The sixth chapter of Blink by Malcolm Gladwell: The Power of Thinking without Thinking pays close attention to how the facial expression that occurs subconsciously can be used to determine the behavioral characteristics among different groups of individuals. In his discussion, Gladwell brings on board the Facial Coding System as developed by Wallace Friesen and Paul Ekman from a Swedish anatomist used in the cataloging of facial expressions. Gladwell says that it took Ekman and Friesen more than seven years of hard work to identify and catalog the thousands facial expression that a human face uses to express different emotions. Ekman and Friesen come up with about ten thousand facial expressions resulting from combinations of different facial muscles. They worked through each of the ten thousand facial expressions identifying about three thousands of them that seemed to mean something until they had classified the essential repertoire of human facial emotional displays. The rest was just the kind of meaningless faces made by children. They singled out combinations of facial movements or tics that gave the impression that specific reflexive reactions or thought process were reactions to external spurs. Previously in his analysis, Gladwell refers to another psychologist who deliberately studied human feelings and how they are manifested externally. The psychologist gave a detailed account of a test subject who had a wrong thought that she was skillful at regulating her outward emotional expression. They had the belief that the woman was incredibly emotional but the woman herself didn't know that she was emotional. The woman thought herself as stoic with nothing to give away regarding facial expressions. Most people are just like her, whereby they view themselves as more forthcoming than they are or even more harmful than they are in a real sense.

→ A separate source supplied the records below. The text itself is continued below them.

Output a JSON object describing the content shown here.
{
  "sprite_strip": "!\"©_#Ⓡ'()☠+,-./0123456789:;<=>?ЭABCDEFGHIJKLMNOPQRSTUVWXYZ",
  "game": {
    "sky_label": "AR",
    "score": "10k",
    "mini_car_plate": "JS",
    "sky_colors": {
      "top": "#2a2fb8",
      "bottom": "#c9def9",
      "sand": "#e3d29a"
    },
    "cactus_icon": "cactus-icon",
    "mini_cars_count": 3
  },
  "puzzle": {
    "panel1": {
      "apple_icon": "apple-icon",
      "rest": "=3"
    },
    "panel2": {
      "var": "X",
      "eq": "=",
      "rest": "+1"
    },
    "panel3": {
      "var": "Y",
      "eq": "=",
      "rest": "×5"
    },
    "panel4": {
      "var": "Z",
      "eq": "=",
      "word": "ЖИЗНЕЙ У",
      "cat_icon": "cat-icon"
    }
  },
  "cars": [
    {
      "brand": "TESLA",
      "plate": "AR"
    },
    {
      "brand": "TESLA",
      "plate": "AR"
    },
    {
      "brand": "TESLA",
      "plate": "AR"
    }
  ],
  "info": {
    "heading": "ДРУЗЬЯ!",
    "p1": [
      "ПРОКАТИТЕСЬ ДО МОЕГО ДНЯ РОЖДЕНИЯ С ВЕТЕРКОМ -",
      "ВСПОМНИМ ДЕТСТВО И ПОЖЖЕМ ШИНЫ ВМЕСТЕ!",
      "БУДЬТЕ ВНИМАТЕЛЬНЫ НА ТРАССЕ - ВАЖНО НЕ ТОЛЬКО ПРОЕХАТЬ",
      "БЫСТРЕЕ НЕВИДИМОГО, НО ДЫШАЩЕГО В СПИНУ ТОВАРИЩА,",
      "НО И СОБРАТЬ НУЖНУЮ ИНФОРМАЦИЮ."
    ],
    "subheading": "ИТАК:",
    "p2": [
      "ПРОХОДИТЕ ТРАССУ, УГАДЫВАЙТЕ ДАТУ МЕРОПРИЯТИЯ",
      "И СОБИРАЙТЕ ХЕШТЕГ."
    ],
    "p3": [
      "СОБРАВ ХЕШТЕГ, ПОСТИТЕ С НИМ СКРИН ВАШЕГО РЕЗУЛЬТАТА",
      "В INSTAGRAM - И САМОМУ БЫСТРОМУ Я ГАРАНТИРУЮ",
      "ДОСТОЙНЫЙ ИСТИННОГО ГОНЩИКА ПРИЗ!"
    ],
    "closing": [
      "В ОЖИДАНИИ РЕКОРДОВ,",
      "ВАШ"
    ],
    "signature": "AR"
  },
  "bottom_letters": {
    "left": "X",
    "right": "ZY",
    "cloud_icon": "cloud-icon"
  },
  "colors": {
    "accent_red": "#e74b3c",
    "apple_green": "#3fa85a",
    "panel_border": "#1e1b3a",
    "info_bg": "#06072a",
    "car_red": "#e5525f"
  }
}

Training individuals to manipulate and control their facial expressions to conceal their real thoughts or emotions is hardly news. Actors precisely train to express feelings that they may (but in most cases don't) feel. The crucial distinction between actors who play a minor role and those referred to as "method" actors who submerge themselves so deeply into the fictional character is that they persist to "be" the fictional character even when conducting their things. By staying in character, they can provide a more realistic or convincing portrait of the persona they are supposed to be playing us. However, the method character simply expresses the facial expressions required by the script. Similarly, a variety of politicians tend to convey positive images that do not necessarily reflect their true emotions. Majority of politicians have the superior ability to adjust their facial expressions and mannerisms upon the presence of the journalists, lobbyists, constituents, or when with colleagues with whom they don't or do get along among many other situations. Politicians, as well as people who cannot develop or practice the skill of switching faces as required by the situation, are referred to as temperamental, or "grumpy" and reporters very much like to film them at their true selves.
Majority of people, time to time, tend to wear different or hypocritical faces as they interact with other individuals. For various reasons, it is necessary to present a given look to relatives, the public, business associates, and friends among others who may have not the ability to reflect our actual emotions. People conceal their feelings from others to exploit other people or processes; a way of "keeping their cards close to their chest." The skill of wearing a "poker face," for example can bring about success or failure in certain undertakings. Like the old saying about "keeping a stiff upper lip" some practiced traits like stoicism have been employed in times of adversity as a defining characteristic of the British. Many of the British have hence taken pride in their ability to conceal their emotions even through terrible experiences. In professions like politics and law, hiding your feelings from other people consequently denying them the opportunity to read your mind is a crucial component of face-to-face conversations. As human beings, we are inherently flawed. When feeling guilty, we may want to appear contrite; we may want to smile when overwhelmed by sadness. It's all dictated by the circumstances.
In conclusion, Gladwell emphasizes on the judgment we form as well the impression we derive about other people as the most important and the most common forms of rapid cognition. At any given moment, when we are with someone else, we continuously come up with a continuous stream of inferences and predictions about what the other person is feeling or thinking. People easily dissect intricate distinctions in facial expressions. However, "mind-reading failure," as referred to by Gladwell, may lead to shuttering results like those of the shooting that took place in the Bronx on 3rd of February 1999. Diallo was out getting some air at the steps of his apartment but was fatally shot by policemen due to mind reading failure. Gladwell, however, admits that mind reading failure can happen to anyone as it is a common mistake. He says that these failures are rooted in countless arguments, hurt feelings, misunderstandings, and disagreements. The instantaneousness and mysteriousness of these failures make it hard for us to understand them.